The Bush administration, meanwhile, is beginning to focus seriously on developing a “detect-to-warn” capability, said Elizabeth George of the U.S. Homeland Security Department’s science and technology program. Speaking at Harvard University’s Biosecurity 2003 conference here, she estimated that such a system could be developed in “perhaps a six-year time frame.”

Another U.S. official offered a similar assessment. Patrick Fitch, a program leader at Lawrence Livermore National Laboratory, said he was a “little less optimistic,” but said a usable detect-to-warn device might be possible by the end of the decade.

The challenge, he said, is to develop a device that is small, fast and cheap, so it could be made widely available and easily transportable. Ideally, each unit would cost less than $10,000 and give an accurate reading in less than two minutes, he said. A mass spectrometer system currently costs about $100,000, he said.
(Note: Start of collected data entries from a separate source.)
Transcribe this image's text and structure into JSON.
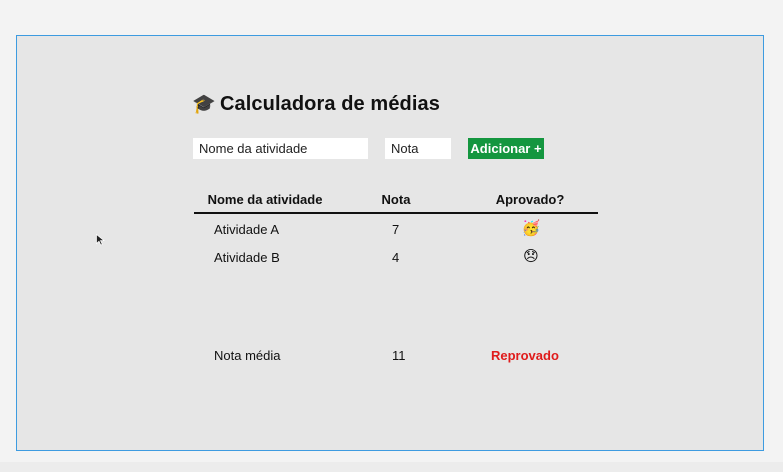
{
  "app": {
    "title_icon": "🎓",
    "title": "Calculadora de médias"
  },
  "form": {
    "name_placeholder": "Nome da atividade",
    "grade_placeholder": "Nota",
    "add_label": "Adicionar +"
  },
  "table": {
    "headers": [
      "Nome da atividade",
      "Nota",
      "Aprovado?"
    ],
    "rows": [
      {
        "name": "Atividade A",
        "grade": "7",
        "status_emoji": "🥳",
        "status_icon": "party-face-icon"
      },
      {
        "name": "Atividade B",
        "grade": "4",
        "status_emoji": "😞",
        "status_icon": "sad-face-icon"
      }
    ],
    "footer": {
      "label": "Nota média",
      "value": "11",
      "status": "Reprovado",
      "status_color": "#e01b1b"
    }
  },
  "colors": {
    "accent": "#14963f",
    "frame_border": "#3d9be0",
    "background": "#e6e6e6"
  }
}
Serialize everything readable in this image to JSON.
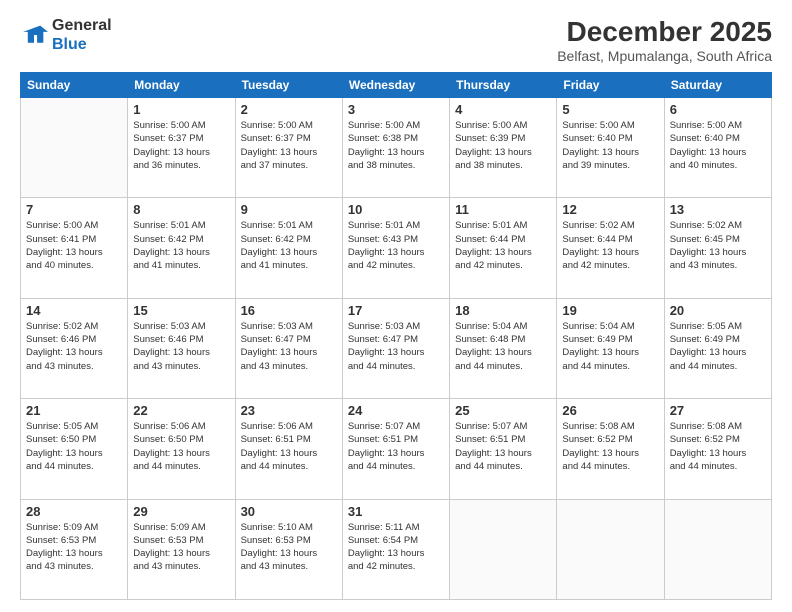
{
  "logo": {
    "line1": "General",
    "line2": "Blue"
  },
  "title": "December 2025",
  "subtitle": "Belfast, Mpumalanga, South Africa",
  "days_of_week": [
    "Sunday",
    "Monday",
    "Tuesday",
    "Wednesday",
    "Thursday",
    "Friday",
    "Saturday"
  ],
  "weeks": [
    [
      {
        "day": "",
        "info": ""
      },
      {
        "day": "1",
        "info": "Sunrise: 5:00 AM\nSunset: 6:37 PM\nDaylight: 13 hours\nand 36 minutes."
      },
      {
        "day": "2",
        "info": "Sunrise: 5:00 AM\nSunset: 6:37 PM\nDaylight: 13 hours\nand 37 minutes."
      },
      {
        "day": "3",
        "info": "Sunrise: 5:00 AM\nSunset: 6:38 PM\nDaylight: 13 hours\nand 38 minutes."
      },
      {
        "day": "4",
        "info": "Sunrise: 5:00 AM\nSunset: 6:39 PM\nDaylight: 13 hours\nand 38 minutes."
      },
      {
        "day": "5",
        "info": "Sunrise: 5:00 AM\nSunset: 6:40 PM\nDaylight: 13 hours\nand 39 minutes."
      },
      {
        "day": "6",
        "info": "Sunrise: 5:00 AM\nSunset: 6:40 PM\nDaylight: 13 hours\nand 40 minutes."
      }
    ],
    [
      {
        "day": "7",
        "info": "Sunrise: 5:00 AM\nSunset: 6:41 PM\nDaylight: 13 hours\nand 40 minutes."
      },
      {
        "day": "8",
        "info": "Sunrise: 5:01 AM\nSunset: 6:42 PM\nDaylight: 13 hours\nand 41 minutes."
      },
      {
        "day": "9",
        "info": "Sunrise: 5:01 AM\nSunset: 6:42 PM\nDaylight: 13 hours\nand 41 minutes."
      },
      {
        "day": "10",
        "info": "Sunrise: 5:01 AM\nSunset: 6:43 PM\nDaylight: 13 hours\nand 42 minutes."
      },
      {
        "day": "11",
        "info": "Sunrise: 5:01 AM\nSunset: 6:44 PM\nDaylight: 13 hours\nand 42 minutes."
      },
      {
        "day": "12",
        "info": "Sunrise: 5:02 AM\nSunset: 6:44 PM\nDaylight: 13 hours\nand 42 minutes."
      },
      {
        "day": "13",
        "info": "Sunrise: 5:02 AM\nSunset: 6:45 PM\nDaylight: 13 hours\nand 43 minutes."
      }
    ],
    [
      {
        "day": "14",
        "info": "Sunrise: 5:02 AM\nSunset: 6:46 PM\nDaylight: 13 hours\nand 43 minutes."
      },
      {
        "day": "15",
        "info": "Sunrise: 5:03 AM\nSunset: 6:46 PM\nDaylight: 13 hours\nand 43 minutes."
      },
      {
        "day": "16",
        "info": "Sunrise: 5:03 AM\nSunset: 6:47 PM\nDaylight: 13 hours\nand 43 minutes."
      },
      {
        "day": "17",
        "info": "Sunrise: 5:03 AM\nSunset: 6:47 PM\nDaylight: 13 hours\nand 44 minutes."
      },
      {
        "day": "18",
        "info": "Sunrise: 5:04 AM\nSunset: 6:48 PM\nDaylight: 13 hours\nand 44 minutes."
      },
      {
        "day": "19",
        "info": "Sunrise: 5:04 AM\nSunset: 6:49 PM\nDaylight: 13 hours\nand 44 minutes."
      },
      {
        "day": "20",
        "info": "Sunrise: 5:05 AM\nSunset: 6:49 PM\nDaylight: 13 hours\nand 44 minutes."
      }
    ],
    [
      {
        "day": "21",
        "info": "Sunrise: 5:05 AM\nSunset: 6:50 PM\nDaylight: 13 hours\nand 44 minutes."
      },
      {
        "day": "22",
        "info": "Sunrise: 5:06 AM\nSunset: 6:50 PM\nDaylight: 13 hours\nand 44 minutes."
      },
      {
        "day": "23",
        "info": "Sunrise: 5:06 AM\nSunset: 6:51 PM\nDaylight: 13 hours\nand 44 minutes."
      },
      {
        "day": "24",
        "info": "Sunrise: 5:07 AM\nSunset: 6:51 PM\nDaylight: 13 hours\nand 44 minutes."
      },
      {
        "day": "25",
        "info": "Sunrise: 5:07 AM\nSunset: 6:51 PM\nDaylight: 13 hours\nand 44 minutes."
      },
      {
        "day": "26",
        "info": "Sunrise: 5:08 AM\nSunset: 6:52 PM\nDaylight: 13 hours\nand 44 minutes."
      },
      {
        "day": "27",
        "info": "Sunrise: 5:08 AM\nSunset: 6:52 PM\nDaylight: 13 hours\nand 44 minutes."
      }
    ],
    [
      {
        "day": "28",
        "info": "Sunrise: 5:09 AM\nSunset: 6:53 PM\nDaylight: 13 hours\nand 43 minutes."
      },
      {
        "day": "29",
        "info": "Sunrise: 5:09 AM\nSunset: 6:53 PM\nDaylight: 13 hours\nand 43 minutes."
      },
      {
        "day": "30",
        "info": "Sunrise: 5:10 AM\nSunset: 6:53 PM\nDaylight: 13 hours\nand 43 minutes."
      },
      {
        "day": "31",
        "info": "Sunrise: 5:11 AM\nSunset: 6:54 PM\nDaylight: 13 hours\nand 42 minutes."
      },
      {
        "day": "",
        "info": ""
      },
      {
        "day": "",
        "info": ""
      },
      {
        "day": "",
        "info": ""
      }
    ]
  ]
}
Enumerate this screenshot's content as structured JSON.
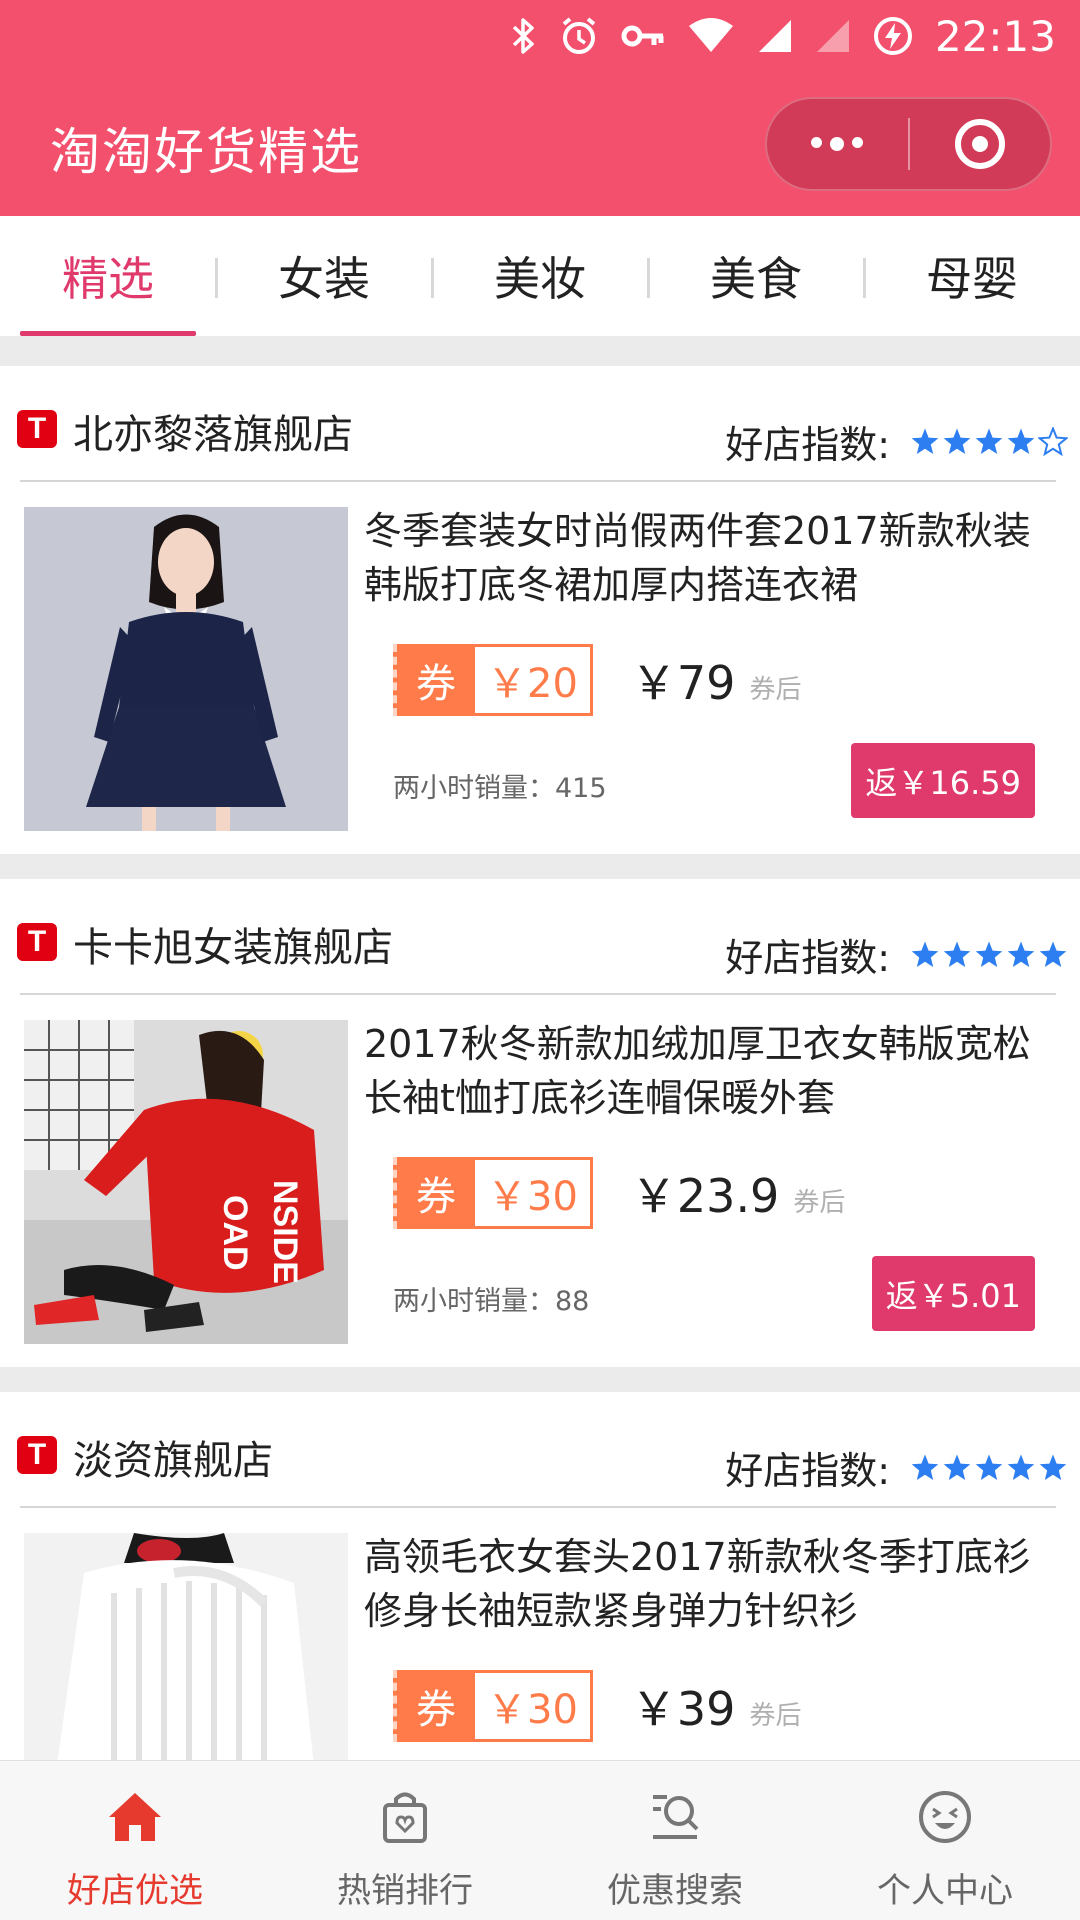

Shortening the time needed to detect biological agents could save many lives, George said.

“If we wait until people start presenting with illness, it’s too late, we’ve lost a lot of lives,” George said.

The estimated treatment periods for smallpox, anthrax and plague are significantly less than their incubation periods — meaning that by the time full symptoms show it may be too late to find all the people who were exposed and prevent fatalities. Some agents, moreover, such as Ebola, currently are basically untreatable.

Fitch said existing technology can already detect agents rapidly, but more time is needed to confirm the accuracy of the detection and to identify the detected agent. A significant difficulty is in discriminating dangerous biological agents from materials naturally occurring in nature, he said.

“The closest thing to that now are optical detectors,” he said, but added that they have trouble accurately distinguishing weapons agents from peaceful substances.

“We can’t afford false positives. If an alarm goes off during the Superbowl and we have to clear everybody out. Those people won’t be very happy about it,” he said.